Nach seinem Rauswurf droht Amar abzustürzen, doch dann trifft er durch Zufall Bahrija. Er erkennt den alten Kampfgefährten zunächst nicht, denn der trägt jetzt den langen Bart der Wahabiten. Luna verweigert er den Handschlag, seine eigene Frau ist komplett verschleiert. Bald wird er, gegen das Gesetz, eine Minderjährige zur Zweitfrau nehmen.
Dennoch ist Amar fasziniert von der Gemeinde, die ihm mit ihren strengen Regeln Halt zu geben scheint. Je tiefer Amar in die Welt der Fundamentalisten eintaucht, umso entsetzter ist Luna. Verzweifelt sieht sie ihre Beziehung scheitern.
Vier Jahre nach ihrem Goldenen Bären für „Esmas Geheimnis“ hat Jasmila Žbanić einen weiteren Film gemacht, der sich mit den langfristigen Auswirkungen des Krieges befasst. Und wieder geht die bosnische Regisseurin ein großes Thema der Nachkriegsgesellschaft anhand einer kleinen, persönlichen Geschichte an.
Waren es in „Esmas Geheimnis“ die Kriegsvergewaltigungen, deren generationenübergreifende Folgen Žbanić in einem Mutter-Tochter-Konflikt zeigte, wirft sie nun ihren Blick auf die Verzweiflung der kriegstraumatisierten Männer und ihre Anfälligkeit für fundamentalistische Heilsversprechen.
Ein existenzielles Thema nicht nur, aber auch in Bosnien: Im einst säkularen Sarajevo entstehen seit Kriegsende mit finanzieller Milliardenhilfe arabischer Geldgeber so viele Moscheen wie kaum anderswo auf der Welt.
Jasmila Žbanićs „Na Putu“ (Auf dem Weg) eröffnet das „Internationale Frauenfilmfestival“, das vom 14. bis 18. April in Köln stattfindet, und als Länderschwerpunkt diesmal den Balkan gewählt hat. Rund 20 weitere Spiel-, Kurz- und Dokumentarfilme von Regisseurinnen aus Serbien, Mazedonien oder Bulgarien haben die Kuratorinnen Betty Schiel und Rada Šešic bei ihren Reisen durch die Region aufgetan.
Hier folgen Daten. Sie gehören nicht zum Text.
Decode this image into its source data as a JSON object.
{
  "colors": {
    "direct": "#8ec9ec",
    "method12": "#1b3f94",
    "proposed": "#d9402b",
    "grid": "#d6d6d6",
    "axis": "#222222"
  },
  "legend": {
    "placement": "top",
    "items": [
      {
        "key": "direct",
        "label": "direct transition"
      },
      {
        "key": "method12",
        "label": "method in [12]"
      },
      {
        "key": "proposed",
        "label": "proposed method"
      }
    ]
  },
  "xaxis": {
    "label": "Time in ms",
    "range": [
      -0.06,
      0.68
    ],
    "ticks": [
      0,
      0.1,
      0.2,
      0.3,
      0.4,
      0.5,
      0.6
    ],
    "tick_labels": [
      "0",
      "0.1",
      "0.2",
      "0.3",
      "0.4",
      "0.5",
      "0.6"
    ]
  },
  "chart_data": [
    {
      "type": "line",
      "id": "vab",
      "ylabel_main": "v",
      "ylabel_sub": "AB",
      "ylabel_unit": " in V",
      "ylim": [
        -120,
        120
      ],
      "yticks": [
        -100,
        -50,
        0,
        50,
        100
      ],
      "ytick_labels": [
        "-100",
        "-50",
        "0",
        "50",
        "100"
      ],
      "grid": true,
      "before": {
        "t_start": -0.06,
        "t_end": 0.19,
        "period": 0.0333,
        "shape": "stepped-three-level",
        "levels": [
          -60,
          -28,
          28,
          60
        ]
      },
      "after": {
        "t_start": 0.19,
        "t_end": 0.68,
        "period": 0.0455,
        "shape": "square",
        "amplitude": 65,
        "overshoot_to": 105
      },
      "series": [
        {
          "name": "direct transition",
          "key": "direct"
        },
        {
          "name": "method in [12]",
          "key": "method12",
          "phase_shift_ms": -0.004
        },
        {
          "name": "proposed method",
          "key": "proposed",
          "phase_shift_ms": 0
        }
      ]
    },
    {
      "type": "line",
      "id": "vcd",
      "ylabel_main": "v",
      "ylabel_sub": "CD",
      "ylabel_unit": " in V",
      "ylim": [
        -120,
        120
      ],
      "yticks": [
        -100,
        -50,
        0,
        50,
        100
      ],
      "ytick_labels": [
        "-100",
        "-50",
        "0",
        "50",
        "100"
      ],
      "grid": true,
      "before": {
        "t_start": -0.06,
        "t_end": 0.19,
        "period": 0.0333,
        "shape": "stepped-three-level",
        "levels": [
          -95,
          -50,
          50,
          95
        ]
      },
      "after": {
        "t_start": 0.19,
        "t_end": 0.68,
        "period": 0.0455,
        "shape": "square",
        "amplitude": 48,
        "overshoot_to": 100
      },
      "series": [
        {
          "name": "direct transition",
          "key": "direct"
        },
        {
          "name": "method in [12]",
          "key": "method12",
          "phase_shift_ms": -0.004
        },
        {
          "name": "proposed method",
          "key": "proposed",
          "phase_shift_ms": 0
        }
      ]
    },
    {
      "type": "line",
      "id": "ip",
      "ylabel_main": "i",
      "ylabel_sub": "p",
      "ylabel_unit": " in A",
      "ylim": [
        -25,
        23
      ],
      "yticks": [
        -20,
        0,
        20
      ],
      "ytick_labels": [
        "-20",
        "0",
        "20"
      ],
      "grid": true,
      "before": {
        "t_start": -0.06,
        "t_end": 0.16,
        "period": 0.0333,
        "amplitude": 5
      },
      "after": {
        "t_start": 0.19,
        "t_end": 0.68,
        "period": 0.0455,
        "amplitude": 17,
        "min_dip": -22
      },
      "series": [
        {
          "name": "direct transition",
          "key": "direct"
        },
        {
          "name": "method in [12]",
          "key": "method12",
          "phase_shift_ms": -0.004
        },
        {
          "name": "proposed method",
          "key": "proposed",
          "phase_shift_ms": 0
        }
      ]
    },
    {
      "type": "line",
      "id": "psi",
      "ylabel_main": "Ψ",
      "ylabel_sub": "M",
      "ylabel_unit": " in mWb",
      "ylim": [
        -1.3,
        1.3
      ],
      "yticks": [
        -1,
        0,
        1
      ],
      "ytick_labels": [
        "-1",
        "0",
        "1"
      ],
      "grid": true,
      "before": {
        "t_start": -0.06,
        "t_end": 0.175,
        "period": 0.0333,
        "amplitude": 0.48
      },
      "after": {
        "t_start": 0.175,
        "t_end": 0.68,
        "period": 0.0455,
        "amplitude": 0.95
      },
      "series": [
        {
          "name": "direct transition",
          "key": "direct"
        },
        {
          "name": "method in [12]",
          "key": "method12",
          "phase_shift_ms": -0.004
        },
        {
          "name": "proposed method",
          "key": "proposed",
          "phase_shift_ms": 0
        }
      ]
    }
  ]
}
Ein beachtliches Ergebnis, denn „der Balkan ist ja keine Region, in der die Bedingungen fürs Filmemachen besonders gut wären. Für Frauen gilt das natürlich doppelt“.

Dabei haben gerade weibliche Regisseure viel zu erzählen über das (Über)Leben in den ex-kommunistischen Ländern, die die Frauenfrage für erledigt erklärt hatten und heute mit neuem Machotum, Nationalismus und Armut zu kämpfen haben. „Trotzdem sind die Filme der Balkan-Regisseurinnen oft sehr komisch“, sagt Betty Schiel. „Sie haben diesen schrägen Humor, den man in Notlagen entwickelt, um die Situation irgendwie zu überleben.“
Wie die 94-Jährige in der Kurzdoku „Humoresque“ der Rumänin Diana Deleanu, die nach einem arbeitsreichen Leben die erforderlichen 100 Euro für ihre Beerdigung nicht besitzt. Kurzerhand macht sie sich ein EU-Programm zur Förderung jungvermählter Ehepaare zunutze und heiratet gewinnbringend ihren betagten Gefährten. In „Snow“ der Bosnierin Aida Begić pflegen die Witwen des Dorfes Slavno ihre verstorbenen Familienangehörigen per Pantomime darzustellen, bis sich die Kinder vor Lachen biegen. Die bulgarische Filmemacherin Iglika Trifonova bereichert die Frauen-Filmwelt um eine Kommissarin.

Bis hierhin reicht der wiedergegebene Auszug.